Если бы я сказала это ему, то он слегка закатил бы карие глаза: «Боже, кому интересно твое самовыражение!» Хотя это именно то, о чем он сам всегда мечтал: выразить себя так, чтобы весь мир понял, насколько он гениален, чтобы все вокруг пришло в движение, а потом застыло в немом восторге. И тогда… а вот картинка того, что было бы дальше, никак не рисуется, точнее, распадается на части.

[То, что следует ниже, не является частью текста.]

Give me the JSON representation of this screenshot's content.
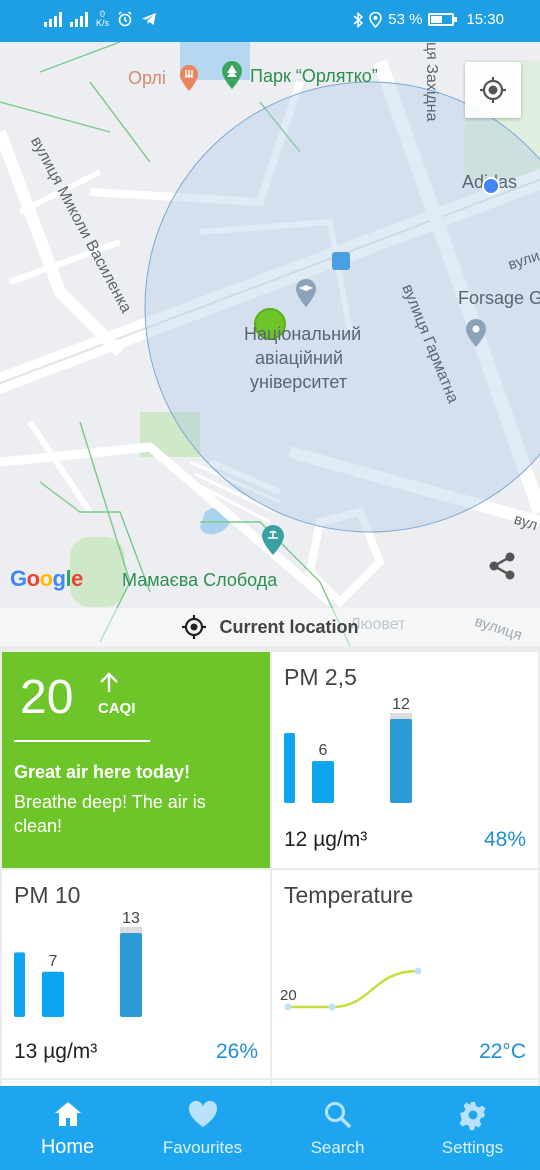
{
  "status": {
    "net_speed_value": "0",
    "net_speed_unit": "K/s",
    "battery": "53 %",
    "battery_level": 0.53,
    "time": "15:30"
  },
  "map": {
    "labels": {
      "orl": "Орлі",
      "park": "Парк “Орлятко”",
      "zakhidna": "ця Західна",
      "adidas": "Adidas",
      "vasylenka": "вулиця Миколи Василенка",
      "vul_right": "вули",
      "forsage": "Forsage Golf",
      "uni_line1": "Національний",
      "uni_line2": "авіаційний",
      "uni_line3": "університет",
      "harmatna": "вулиця Гарматна",
      "vul_right2": "вул",
      "mamaeva": "Мамаєва Слобода",
      "lyuvet": "Люовет",
      "vulytsia_br": "вулиця"
    },
    "google": "Google",
    "current_location": "Current location",
    "icons": {
      "locate": "my-location-icon",
      "share": "share-icon"
    }
  },
  "caqi": {
    "value": "20",
    "label": "CAQI",
    "trend": "up-arrow-icon",
    "message_title": "Great air here today!",
    "message_body": "Breathe deep! The air is clean!",
    "color": "#6ec52a"
  },
  "pm25": {
    "title": "PM 2,5",
    "value": "12 µg/m³",
    "percent": "48%",
    "bars": [
      {
        "label": "",
        "value": 10
      },
      {
        "label": "6",
        "value": 6
      },
      {
        "label": "12",
        "value": 12
      }
    ]
  },
  "pm10": {
    "title": "PM 10",
    "value": "13 µg/m³",
    "percent": "26%",
    "bars": [
      {
        "label": "",
        "value": 10
      },
      {
        "label": "7",
        "value": 7
      },
      {
        "label": "13",
        "value": 13
      }
    ]
  },
  "temperature": {
    "title": "Temperature",
    "value": "22°C",
    "start_label": "20",
    "points": [
      20,
      20,
      22
    ]
  },
  "nav": {
    "home": "Home",
    "favourites": "Favourites",
    "search": "Search",
    "settings": "Settings"
  },
  "colors": {
    "accent": "#1da6ef",
    "statusbar": "#1e9ee3",
    "good": "#6ec52a",
    "bar_light": "#0ea5f0",
    "bar_dark": "#2b9ad6",
    "percent": "#1e8fd5"
  }
}
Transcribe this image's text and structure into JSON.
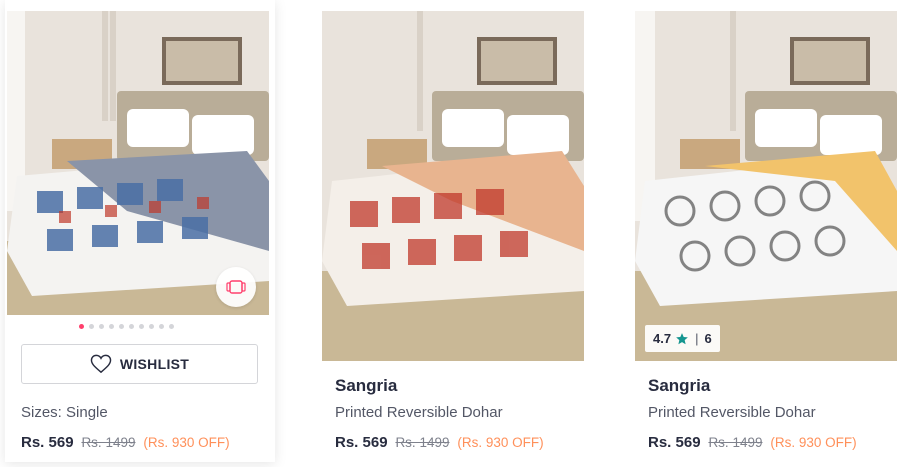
{
  "products": [
    {
      "sizes_label": "Sizes: Single",
      "wishlist_label": "WISHLIST",
      "price": "Rs. 569",
      "mrp": "Rs. 1499",
      "discount": "(Rs. 930 OFF)",
      "carousel_dot_count": 10,
      "carousel_active_index": 0,
      "pattern_color": "#4a6fa5"
    },
    {
      "brand": "Sangria",
      "product_name": "Printed Reversible Dohar",
      "price": "Rs. 569",
      "mrp": "Rs. 1499",
      "discount": "(Rs. 930 OFF)",
      "pattern_color": "#c0392b"
    },
    {
      "brand": "Sangria",
      "product_name": "Printed Reversible Dohar",
      "price": "Rs. 569",
      "mrp": "Rs. 1499",
      "discount": "(Rs. 930 OFF)",
      "rating": "4.7",
      "rating_count": "6",
      "rating_separator": "|",
      "pattern_color": "#707070"
    }
  ],
  "colors": {
    "discount": "#ff905a",
    "rating_star": "#14958f",
    "carousel_active": "#ff3f6c"
  }
}
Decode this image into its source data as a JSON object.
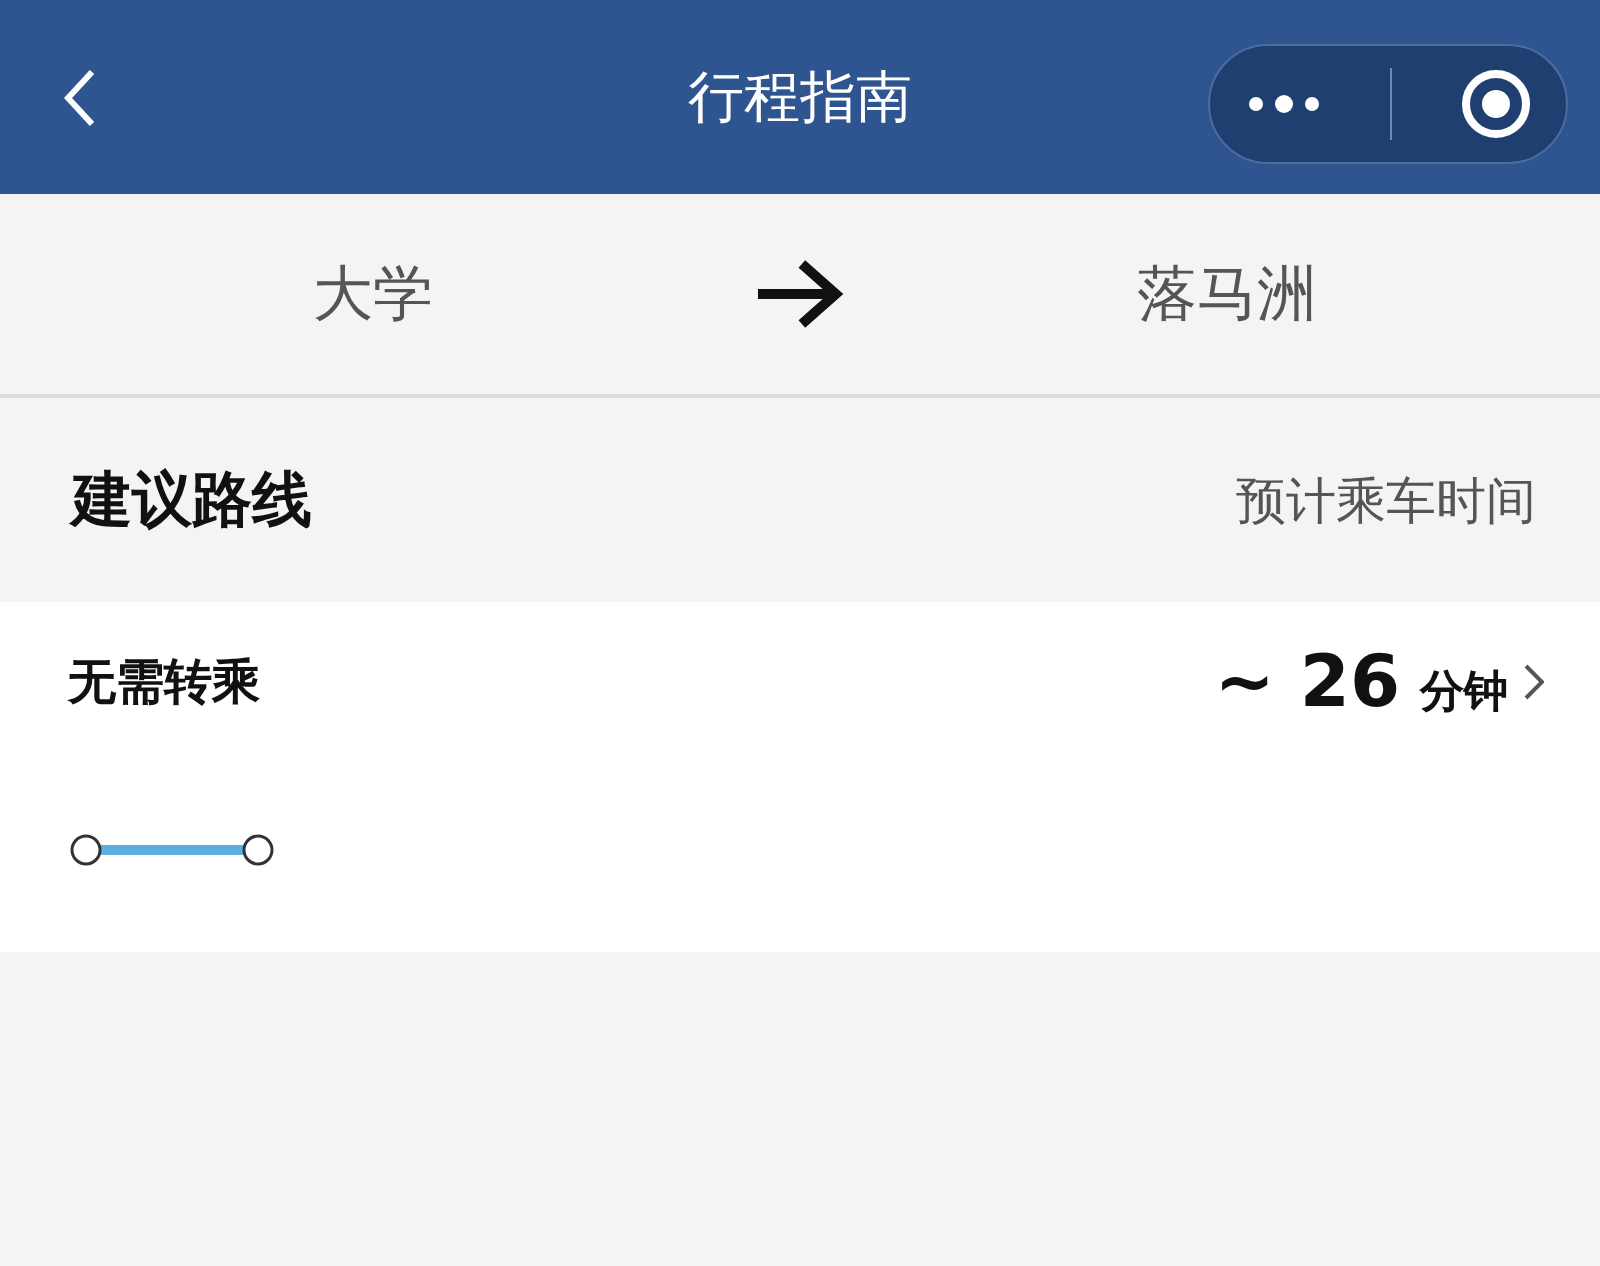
{
  "header": {
    "title": "行程指南"
  },
  "journey": {
    "origin": "大学",
    "destination": "落马洲"
  },
  "section": {
    "title": "建议路线",
    "hint": "预计乘车时间"
  },
  "routes": [
    {
      "title": "无需转乘",
      "duration": "~ 26",
      "unit": "分钟"
    }
  ]
}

Вот он признан, что дальше? Много денег. Это приятно. А дальше? Популярен. Поначалу здорово… затем утомительно. Дальше какая-то пустота… А потом его начинают забывать. Потому что, оказывается, их надо было удивлять снова! Это значит, что ему нужно опять как-то по-особенному проявить себя! Обязательно по-новому, свежо – иначе не интересно. Иначе ведь скажут: «Это уже было, затерто до дыр, ты вторичен, парень, и неважно, что по отношению к самому себе. Ты вышел в тираж», – и отвернутся. Они отвернутся от того, кто их так удивил! Они же ловили каждое его слово и подобострастно признавали его гениальность! Он был уверен, что теперь будет гением всегда. И что?
А вот и не надо было начинать. Поэтому он и не самовыражается. Потому что бессмысленно, – поняла? Да поняла. Чего уж не понять?! Я – дура, а ты всех обманул.
С ним я почти всегда чувствовала себя недостаточно… умной, красивой, уместной, обаятельной, профессиональной – в зависимости от обстоятельств. Как ему это удавалось? Легко. Едва уловимый след страдания на его лице появлялся каждый раз, когда происходило что-то далекое от совершенства. А поскольку совершенство случалось, прямо скажем, весьма редко, то страдание было почти естественным его состоянием, и я не могла его не чувствовать, находясь рядом с ним. И, к сожалению, не могла не примерять к себе. Меня, отдельную от него, мое несовершенство совсем не тяготило. Наоборот, когда ты можешь позволить себе быть любой: наивной дурочкой, безмятежной раздолбайкой, веселой хулиганкой, зажигательной стервой, – как-то интереснее живется. С ним я почему-то начинала стыдиться своего несовершенства и становилась какой-то урезанной, угловатой и неловкой, как любой человек, которому стыдно.
Наше «столетнее» знакомство ничего не меняло в этом раскладе. Он страдал, а я попадала под это страдание, как мирный житель под бомбежку: внезапно, несправедливо, с потерями и ранениями. За столько лет я так и не смогла привыкнуть к выражению брезгливого страдания на его лице и не соотносить эту гримасу с собственной персоной.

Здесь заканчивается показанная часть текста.